Sirius prit la parole. « James et moi étions encore à Poudlard, en septième année, quand nous avons commencé à nous préparer à la guerre. Les jumeaux peuvent parfaitement rejoindre, je ne vois pas le problème. Ils sont majeurs, vous ne pouvez pas leur interdire même en tant que parent. Quant aux autres, ils ont déjà bien assez montré à quel point ils possédaient plus de maturité que la plupart, et aptes à participer. »

« C'est non. », imposa Remus, à bout de patience. « Sirius, tu n'aides pas. Ils sont mineurs ! »

« Ce n'est pas le cas de Fred et George. »

Arthur participa. « Au-delà du fait qu'ils soient majeurs ou mineurs, il n'y a aucune loi qui interdise à l'Ordre de refuser de les recruter.

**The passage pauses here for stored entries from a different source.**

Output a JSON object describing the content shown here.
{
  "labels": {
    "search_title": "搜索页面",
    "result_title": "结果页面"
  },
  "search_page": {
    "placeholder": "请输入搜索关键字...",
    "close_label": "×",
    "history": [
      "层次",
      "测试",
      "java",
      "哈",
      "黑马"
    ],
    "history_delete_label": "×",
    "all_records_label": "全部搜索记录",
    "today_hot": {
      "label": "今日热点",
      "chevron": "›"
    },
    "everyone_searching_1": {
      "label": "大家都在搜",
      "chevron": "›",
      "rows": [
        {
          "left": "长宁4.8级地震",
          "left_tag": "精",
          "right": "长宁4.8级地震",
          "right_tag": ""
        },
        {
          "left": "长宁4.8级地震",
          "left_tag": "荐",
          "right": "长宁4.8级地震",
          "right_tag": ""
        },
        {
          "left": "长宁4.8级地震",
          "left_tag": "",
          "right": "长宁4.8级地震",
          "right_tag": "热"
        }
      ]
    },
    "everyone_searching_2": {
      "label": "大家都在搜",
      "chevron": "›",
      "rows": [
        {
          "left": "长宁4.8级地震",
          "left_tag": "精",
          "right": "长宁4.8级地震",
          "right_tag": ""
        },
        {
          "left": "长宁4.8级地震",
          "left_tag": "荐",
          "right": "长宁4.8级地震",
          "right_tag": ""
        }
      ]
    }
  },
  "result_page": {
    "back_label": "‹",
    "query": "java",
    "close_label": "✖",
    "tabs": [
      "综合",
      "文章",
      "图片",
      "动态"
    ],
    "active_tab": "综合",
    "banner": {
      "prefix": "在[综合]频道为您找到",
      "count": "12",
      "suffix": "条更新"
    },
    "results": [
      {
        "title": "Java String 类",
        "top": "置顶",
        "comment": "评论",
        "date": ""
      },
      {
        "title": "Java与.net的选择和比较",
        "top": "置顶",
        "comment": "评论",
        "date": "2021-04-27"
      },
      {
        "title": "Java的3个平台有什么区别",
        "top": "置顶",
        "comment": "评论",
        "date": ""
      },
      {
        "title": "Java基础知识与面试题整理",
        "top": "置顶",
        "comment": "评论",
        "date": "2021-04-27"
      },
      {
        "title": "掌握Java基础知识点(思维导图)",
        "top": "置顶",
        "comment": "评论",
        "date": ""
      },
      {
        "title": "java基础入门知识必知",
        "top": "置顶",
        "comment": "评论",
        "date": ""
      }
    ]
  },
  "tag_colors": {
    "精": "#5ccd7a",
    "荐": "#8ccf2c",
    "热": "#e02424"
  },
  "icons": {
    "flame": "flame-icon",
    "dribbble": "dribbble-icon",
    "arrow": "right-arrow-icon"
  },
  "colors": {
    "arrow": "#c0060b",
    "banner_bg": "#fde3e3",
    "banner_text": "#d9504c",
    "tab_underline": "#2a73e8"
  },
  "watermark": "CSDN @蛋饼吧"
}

Nous ne pouvons pas empêcher Fred et George de se proposer, mais l'Ordre a déjà statué sur le sujet. Nous ne sommes pas dans une de ces réunions, mais à un repas de famille, convivial. Ne parlons pas des affaires de l'Ordre. Accepter ou refuser quelqu'un est la décision finale d'Albus. Et il n'est pas là. »

Afin d'éviter d'envenimer le débat, ils durent tous se résoudre à abandonner le sujet pour l'heure. Mais les adolescents voulaient toujours se joindre à l'Ordre, et ne l'oubliaient pas.